Posted to dev@tika.apache.org by mastcheshmi <me...@gmail.com> on 2009/10/17 14:43:26 UTC

MarkUnsupportedException

hi all.
I use Tika
for all document this exception occured.
org/apache/poi/hpsf/MarkUnsupportedException

my code is:
package tikatest;

import java.io.File;
import java.io.FileInputStream;
import java.io.FileOutputStream;
import java.io.IOException;
import java.io.InputStream;
import org.apache.tika.metadata.*;
import org.apache.tika.sax.*;
import org.xml.sax.ContentHandler;
import org.apache.tika.parser.microsoft.*;

/**
 *
 * @author mehran
 */
public class Main {

    /**
     * @param args the command line arguments
     */
    public static void main(String[] args) throws Exception {
      // File f = new File( "/home/mehran/Documents/saat.ods" );
       InputStream in = Main.class.getResourceAsStream("resource/test.xls");
      // InputStream in = new FileInputStream(f);
        //f.createNewFile();
       try{
       
        Metadata metadata = new Metadata();
        ContentHandler handler = new BodyContentHandler();
        new OfficeParser().parse(in, handler, metadata);
        
        System.out.println(handler.toString());
       }
       finally{
         in.close();
       }
    }

}

please help me.
-- 
View this message in context: http://www.nabble.com/MarkUnsupportedException-tp25937979p25937979.html
Sent from the Apache Tika - Development mailing list archive at Nabble.com.

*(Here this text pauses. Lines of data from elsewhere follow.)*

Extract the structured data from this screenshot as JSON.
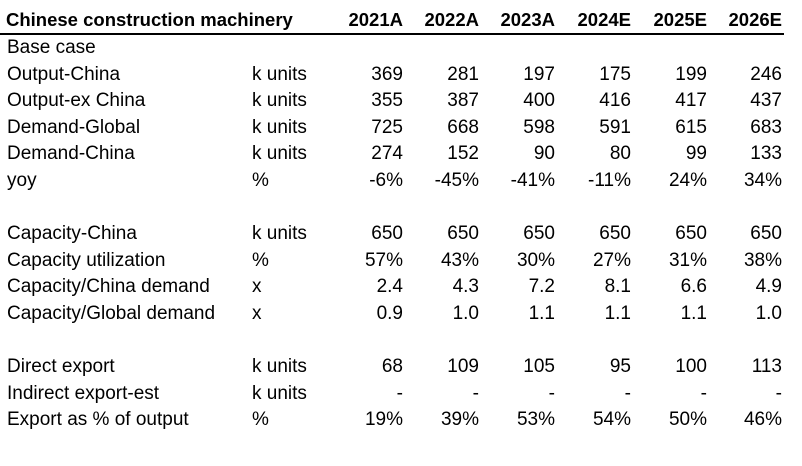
{
  "table": {
    "title": "Chinese construction machinery",
    "years": [
      "2021A",
      "2022A",
      "2023A",
      "2024E",
      "2025E",
      "2026E"
    ],
    "sections": [
      {
        "rows": [
          {
            "label": "Base case",
            "unit": "",
            "values": [
              "",
              "",
              "",
              "",
              "",
              ""
            ]
          },
          {
            "label": "Output-China",
            "unit": "k units",
            "values": [
              "369",
              "281",
              "197",
              "175",
              "199",
              "246"
            ]
          },
          {
            "label": "Output-ex China",
            "unit": "k units",
            "values": [
              "355",
              "387",
              "400",
              "416",
              "417",
              "437"
            ]
          },
          {
            "label": "Demand-Global",
            "unit": "k units",
            "values": [
              "725",
              "668",
              "598",
              "591",
              "615",
              "683"
            ]
          },
          {
            "label": "Demand-China",
            "unit": "k units",
            "values": [
              "274",
              "152",
              "90",
              "80",
              "99",
              "133"
            ]
          },
          {
            "label": "yoy",
            "unit": "%",
            "values": [
              "-6%",
              "-45%",
              "-41%",
              "-11%",
              "24%",
              "34%"
            ]
          }
        ]
      },
      {
        "rows": [
          {
            "label": "Capacity-China",
            "unit": "k units",
            "values": [
              "650",
              "650",
              "650",
              "650",
              "650",
              "650"
            ]
          },
          {
            "label": "Capacity utilization",
            "unit": "%",
            "values": [
              "57%",
              "43%",
              "30%",
              "27%",
              "31%",
              "38%"
            ]
          },
          {
            "label": "Capacity/China demand",
            "unit": "x",
            "values": [
              "2.4",
              "4.3",
              "7.2",
              "8.1",
              "6.6",
              "4.9"
            ]
          },
          {
            "label": "Capacity/Global demand",
            "unit": "x",
            "values": [
              "0.9",
              "1.0",
              "1.1",
              "1.1",
              "1.1",
              "1.0"
            ]
          }
        ]
      },
      {
        "rows": [
          {
            "label": "Direct export",
            "unit": "k units",
            "values": [
              "68",
              "109",
              "105",
              "95",
              "100",
              "113"
            ]
          },
          {
            "label": "Indirect export-est",
            "unit": "k units",
            "values": [
              "-",
              "-",
              "-",
              "-",
              "-",
              "-"
            ]
          },
          {
            "label": "Export as % of output",
            "unit": "%",
            "values": [
              "19%",
              "39%",
              "53%",
              "54%",
              "50%",
              "46%"
            ]
          }
        ]
      }
    ]
  }
}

Re: MarkUnsupportedException

Posted by Jukka Zitting <ju...@gmail.com>.

Hi,

On Sat, Oct 17, 2009 at 2:43 PM, mastcheshmi
<me...@gmail.com> wrote:
> I use Tika
> for all document this exception occured.
> org/apache/poi/hpsf/MarkUnsupportedException

That seems like a bug. I guess POI expects the given document stream
to support the mark feature, so Tika should explicitly wrap the stream
into a java.io.BufferedInputStream if it does not already support
marks.

Can you please file a bug report [1] about this? Meanwhile, as a
workaround you can wrap the input stream yourself:

    new OfficeParser().parse(new BufferedInputStream(in), handler, metadata);

[1] https://issues.apache.org/jira/browse/TIKA

BR,

Jukka Zitting